Die Qualität der verschiedenen Internet-Anbieter schwankt nach Angaben der Wissenschaftler erheblich: Während bei DocResponse in durchschnittlich 50 Prozent der Anfragen die richtige Diagnose ganz oben stand, war dies bei der schwächsten Web-Site (MEDoctor) nur in 5 Prozent der Fall.

Die Wahrscheinlichkeit, dass sich der Treffer unter den ersten 20 genannten Diagnosen fand, lag zwischen 34 Prozent und 84 Prozent. Einen angemessenen Rat dazu, wie sich der Patient verhalten soll (Selbsttherapie, zum Arzt gehen oder eine Notaufnahme aufsuchen), gaben die Systeme in 57 Prozent der Fälle.

Dabei wurden vor allem Notfälle korrekt weitergeleitet (80 Prozent), dagegen nur 55 Prozent der nicht notfallmäßig zu behandelnden Patienten und nur 33 Prozent derjenigen, die keine ärztliche Therapie benötigten. Die Anbieter iTriage, Symcat (beide USA), Symptomate (Polen) und Isabel (Großbritannien) rieten grundsätzlich in allen Fällen dazu, zum Arzt zu gehen. Schloss man diese vier aus, blieb eine Rate richtiger Empfehlungen von 61 Prozent.

Wird Internet-generierte Cyberchondrie gefördert?

Für die Forscher aufschlussreich: Systeme, die auf Triage-Protokollen wie die nach Schmitt oder Thompson beruhen, lagen mit ihren Empfehlungen öfter richtig als diejenigen, die keine solche Basis hatten (72 Prozent gegenüber 55 Prozent). Solche Protokolle dienen auch medizinischen Telefon-Hotlines als Leitfaden.

Bei echten Ärzten geht man laut Semigran und Kollegen von einer Rate korrekter Diagnosen zwischen 85 und 90 Prozent aus. Dieser Vergleich ist aber nicht ganz fair, schließlich geht es den meisten Nutzern zunächst nur darum, sich auf die Schnelle über ihr Krankheitsbild zu informieren.

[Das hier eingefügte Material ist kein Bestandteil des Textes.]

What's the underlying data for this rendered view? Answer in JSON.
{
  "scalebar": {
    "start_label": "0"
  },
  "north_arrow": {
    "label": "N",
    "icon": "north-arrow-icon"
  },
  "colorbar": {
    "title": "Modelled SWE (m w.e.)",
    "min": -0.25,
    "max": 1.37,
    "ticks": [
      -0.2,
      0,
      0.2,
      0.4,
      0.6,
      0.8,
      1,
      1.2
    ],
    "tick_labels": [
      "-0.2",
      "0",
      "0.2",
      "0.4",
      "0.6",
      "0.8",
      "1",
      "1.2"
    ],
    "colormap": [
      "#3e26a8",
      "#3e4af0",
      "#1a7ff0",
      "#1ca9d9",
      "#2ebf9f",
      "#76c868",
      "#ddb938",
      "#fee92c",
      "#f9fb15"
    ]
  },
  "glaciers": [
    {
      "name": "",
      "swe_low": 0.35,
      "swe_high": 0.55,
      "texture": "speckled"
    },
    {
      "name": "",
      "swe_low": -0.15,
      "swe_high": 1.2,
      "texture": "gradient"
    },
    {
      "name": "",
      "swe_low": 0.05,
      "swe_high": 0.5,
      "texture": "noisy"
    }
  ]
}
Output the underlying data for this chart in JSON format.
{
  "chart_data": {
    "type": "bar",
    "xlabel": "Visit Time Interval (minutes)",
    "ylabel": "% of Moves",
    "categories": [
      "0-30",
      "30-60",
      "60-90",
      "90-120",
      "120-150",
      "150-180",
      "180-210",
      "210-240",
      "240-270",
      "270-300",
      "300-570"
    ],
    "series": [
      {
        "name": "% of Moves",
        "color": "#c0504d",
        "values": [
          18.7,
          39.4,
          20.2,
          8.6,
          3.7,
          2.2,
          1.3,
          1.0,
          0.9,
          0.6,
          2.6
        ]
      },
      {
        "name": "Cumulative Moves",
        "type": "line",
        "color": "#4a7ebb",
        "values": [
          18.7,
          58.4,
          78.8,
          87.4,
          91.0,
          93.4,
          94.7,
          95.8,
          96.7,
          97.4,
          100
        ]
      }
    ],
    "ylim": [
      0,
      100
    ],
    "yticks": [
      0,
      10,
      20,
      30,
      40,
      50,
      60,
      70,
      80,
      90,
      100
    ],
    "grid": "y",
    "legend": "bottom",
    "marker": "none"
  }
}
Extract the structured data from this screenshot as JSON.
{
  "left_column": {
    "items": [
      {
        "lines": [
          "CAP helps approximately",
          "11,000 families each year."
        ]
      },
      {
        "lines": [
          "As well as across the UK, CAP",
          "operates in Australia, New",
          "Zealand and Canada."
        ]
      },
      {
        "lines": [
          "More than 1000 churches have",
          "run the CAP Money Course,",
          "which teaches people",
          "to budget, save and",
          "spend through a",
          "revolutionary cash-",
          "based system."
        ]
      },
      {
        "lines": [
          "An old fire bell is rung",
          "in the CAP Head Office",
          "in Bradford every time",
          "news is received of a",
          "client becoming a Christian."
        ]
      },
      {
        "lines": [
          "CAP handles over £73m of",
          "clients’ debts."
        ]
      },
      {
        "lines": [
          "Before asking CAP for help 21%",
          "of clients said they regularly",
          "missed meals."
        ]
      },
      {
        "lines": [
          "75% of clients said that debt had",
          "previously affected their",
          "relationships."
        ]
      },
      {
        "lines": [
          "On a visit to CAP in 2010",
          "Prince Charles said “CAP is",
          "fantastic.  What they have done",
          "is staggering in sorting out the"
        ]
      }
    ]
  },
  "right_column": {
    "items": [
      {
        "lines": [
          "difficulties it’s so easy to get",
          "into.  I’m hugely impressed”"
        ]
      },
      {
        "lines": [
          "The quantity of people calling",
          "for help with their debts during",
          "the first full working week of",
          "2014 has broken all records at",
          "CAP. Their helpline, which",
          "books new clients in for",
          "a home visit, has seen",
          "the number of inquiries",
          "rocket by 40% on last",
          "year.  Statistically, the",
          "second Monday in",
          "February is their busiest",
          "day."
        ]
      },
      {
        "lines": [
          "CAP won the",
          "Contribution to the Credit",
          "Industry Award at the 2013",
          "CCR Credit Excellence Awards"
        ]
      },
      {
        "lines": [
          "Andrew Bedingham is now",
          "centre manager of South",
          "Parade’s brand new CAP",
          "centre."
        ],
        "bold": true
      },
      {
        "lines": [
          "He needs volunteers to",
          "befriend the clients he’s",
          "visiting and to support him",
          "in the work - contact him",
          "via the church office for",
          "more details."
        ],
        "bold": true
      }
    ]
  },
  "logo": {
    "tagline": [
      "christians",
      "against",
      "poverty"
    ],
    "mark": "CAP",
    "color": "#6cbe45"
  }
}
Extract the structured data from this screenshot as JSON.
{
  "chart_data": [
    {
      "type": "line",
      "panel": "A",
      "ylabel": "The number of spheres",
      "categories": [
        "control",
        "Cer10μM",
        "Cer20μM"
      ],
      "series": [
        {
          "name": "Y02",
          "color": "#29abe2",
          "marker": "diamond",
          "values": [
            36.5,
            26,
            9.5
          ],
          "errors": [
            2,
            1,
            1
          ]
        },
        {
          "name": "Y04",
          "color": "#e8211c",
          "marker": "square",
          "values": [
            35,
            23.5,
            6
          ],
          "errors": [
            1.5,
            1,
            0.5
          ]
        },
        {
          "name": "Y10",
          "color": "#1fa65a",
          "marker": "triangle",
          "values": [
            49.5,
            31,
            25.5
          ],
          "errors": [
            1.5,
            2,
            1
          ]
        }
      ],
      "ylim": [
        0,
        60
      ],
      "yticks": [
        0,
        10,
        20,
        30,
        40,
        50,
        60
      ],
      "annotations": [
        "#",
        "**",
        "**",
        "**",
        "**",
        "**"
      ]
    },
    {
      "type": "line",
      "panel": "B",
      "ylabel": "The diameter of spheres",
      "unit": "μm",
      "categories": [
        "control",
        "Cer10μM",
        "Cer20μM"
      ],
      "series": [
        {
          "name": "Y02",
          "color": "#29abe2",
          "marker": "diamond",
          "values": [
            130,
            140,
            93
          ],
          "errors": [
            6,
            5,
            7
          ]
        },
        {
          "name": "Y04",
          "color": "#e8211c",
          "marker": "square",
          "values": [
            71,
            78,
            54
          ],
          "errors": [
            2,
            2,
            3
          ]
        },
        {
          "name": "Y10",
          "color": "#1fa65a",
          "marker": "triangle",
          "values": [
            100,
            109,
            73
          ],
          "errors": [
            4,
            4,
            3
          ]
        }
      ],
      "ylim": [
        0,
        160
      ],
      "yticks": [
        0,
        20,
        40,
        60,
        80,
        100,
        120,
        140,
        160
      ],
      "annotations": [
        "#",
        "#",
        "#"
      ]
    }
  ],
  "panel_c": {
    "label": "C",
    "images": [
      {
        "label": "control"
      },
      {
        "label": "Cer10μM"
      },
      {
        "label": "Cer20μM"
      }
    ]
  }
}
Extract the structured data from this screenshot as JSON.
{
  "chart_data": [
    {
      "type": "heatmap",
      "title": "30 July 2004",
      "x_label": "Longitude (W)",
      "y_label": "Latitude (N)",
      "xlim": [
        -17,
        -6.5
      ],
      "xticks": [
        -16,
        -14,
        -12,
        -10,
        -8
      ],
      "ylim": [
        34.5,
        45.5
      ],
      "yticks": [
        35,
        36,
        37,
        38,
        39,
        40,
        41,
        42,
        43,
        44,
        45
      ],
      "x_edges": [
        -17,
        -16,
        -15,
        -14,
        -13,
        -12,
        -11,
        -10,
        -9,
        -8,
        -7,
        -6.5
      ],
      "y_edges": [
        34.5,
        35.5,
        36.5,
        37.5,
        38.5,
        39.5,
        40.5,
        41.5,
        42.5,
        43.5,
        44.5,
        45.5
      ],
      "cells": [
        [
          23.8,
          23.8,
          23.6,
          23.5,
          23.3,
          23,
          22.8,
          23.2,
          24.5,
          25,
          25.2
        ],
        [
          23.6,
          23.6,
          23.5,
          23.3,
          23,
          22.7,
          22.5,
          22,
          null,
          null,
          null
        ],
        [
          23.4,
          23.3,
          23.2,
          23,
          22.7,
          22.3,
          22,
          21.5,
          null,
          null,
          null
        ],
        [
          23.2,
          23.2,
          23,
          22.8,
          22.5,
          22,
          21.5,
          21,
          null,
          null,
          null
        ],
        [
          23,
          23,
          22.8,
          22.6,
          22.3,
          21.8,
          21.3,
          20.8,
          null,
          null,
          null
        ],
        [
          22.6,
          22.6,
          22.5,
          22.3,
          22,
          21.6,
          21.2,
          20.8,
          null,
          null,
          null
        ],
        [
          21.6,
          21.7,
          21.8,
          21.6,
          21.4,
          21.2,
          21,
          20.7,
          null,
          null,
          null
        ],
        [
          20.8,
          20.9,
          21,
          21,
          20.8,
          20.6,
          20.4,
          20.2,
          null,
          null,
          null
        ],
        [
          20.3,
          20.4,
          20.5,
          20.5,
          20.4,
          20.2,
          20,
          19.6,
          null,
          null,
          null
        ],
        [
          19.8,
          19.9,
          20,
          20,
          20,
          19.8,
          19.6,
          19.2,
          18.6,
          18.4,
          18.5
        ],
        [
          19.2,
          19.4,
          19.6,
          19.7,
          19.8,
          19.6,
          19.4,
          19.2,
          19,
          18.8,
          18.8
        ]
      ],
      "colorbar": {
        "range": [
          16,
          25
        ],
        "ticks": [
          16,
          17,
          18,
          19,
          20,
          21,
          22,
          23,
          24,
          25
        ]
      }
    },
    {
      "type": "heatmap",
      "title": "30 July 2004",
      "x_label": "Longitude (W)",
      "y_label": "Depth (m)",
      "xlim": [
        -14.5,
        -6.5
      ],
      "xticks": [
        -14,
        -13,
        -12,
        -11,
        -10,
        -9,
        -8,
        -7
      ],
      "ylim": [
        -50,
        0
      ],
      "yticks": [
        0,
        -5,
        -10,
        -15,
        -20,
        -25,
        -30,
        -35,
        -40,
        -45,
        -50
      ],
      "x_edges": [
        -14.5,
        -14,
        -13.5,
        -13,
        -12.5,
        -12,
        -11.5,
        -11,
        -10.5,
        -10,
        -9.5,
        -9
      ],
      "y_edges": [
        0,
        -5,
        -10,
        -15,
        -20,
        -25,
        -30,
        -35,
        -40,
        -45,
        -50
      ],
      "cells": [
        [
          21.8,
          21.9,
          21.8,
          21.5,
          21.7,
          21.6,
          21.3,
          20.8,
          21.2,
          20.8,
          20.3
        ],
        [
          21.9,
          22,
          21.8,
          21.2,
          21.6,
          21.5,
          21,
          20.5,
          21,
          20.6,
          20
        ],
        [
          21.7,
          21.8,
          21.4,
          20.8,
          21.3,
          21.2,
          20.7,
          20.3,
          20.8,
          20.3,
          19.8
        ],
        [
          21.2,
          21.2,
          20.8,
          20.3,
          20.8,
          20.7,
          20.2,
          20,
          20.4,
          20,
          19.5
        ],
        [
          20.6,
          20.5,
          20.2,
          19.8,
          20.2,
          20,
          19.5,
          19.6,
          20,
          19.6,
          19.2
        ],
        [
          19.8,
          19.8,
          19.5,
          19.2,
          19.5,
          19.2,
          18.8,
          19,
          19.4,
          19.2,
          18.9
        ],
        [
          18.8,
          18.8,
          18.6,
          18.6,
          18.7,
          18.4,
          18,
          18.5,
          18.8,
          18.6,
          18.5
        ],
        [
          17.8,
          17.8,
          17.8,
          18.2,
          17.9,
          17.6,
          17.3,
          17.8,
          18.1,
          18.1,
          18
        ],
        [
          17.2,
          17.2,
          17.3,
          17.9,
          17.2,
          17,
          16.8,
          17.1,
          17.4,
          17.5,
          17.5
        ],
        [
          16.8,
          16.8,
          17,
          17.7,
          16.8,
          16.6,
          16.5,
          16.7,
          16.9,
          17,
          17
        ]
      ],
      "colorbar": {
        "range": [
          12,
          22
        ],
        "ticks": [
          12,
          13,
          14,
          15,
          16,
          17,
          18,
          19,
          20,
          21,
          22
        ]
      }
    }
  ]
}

Die Schlüsselfrage zur Bewertung sei die nach der Entscheidungshilfe: "Zunächst ist es ja unerheblich, ob der Patient Fleckfieber oder eine Meningitis hat, wichtig ist nur, dass er bei entsprechenden Symptomen die Notaufnahme aufsucht", schreiben Semigran et al. Zumindest im Vergleich mit Google & Co. sei der Symptom-Checker wahrscheinlich die bessere Wahl.

Was der virtuelle Arzt nicht leisten kann, ist, seine echten Kollegen in der Praxis zu entlasten. Im Gegenteil: In zwei Drittel aller Fälle, die eigentlich kein Handeln erfordert hätten, schickte der Netz-Doktor die Patienten zum Arzt.

Es ist naheliegend, dass auf diese Weise Hypochondrie und das erst durch das Internet generierte Krankheitsbild der "Cyberchondrie" geschürt werden. Angesichts der vielen Fehldiagnosen, die sich die Cyberdocs leisten, ist in jedem Fall ein gesundes Maß an Skepsis angezeigt.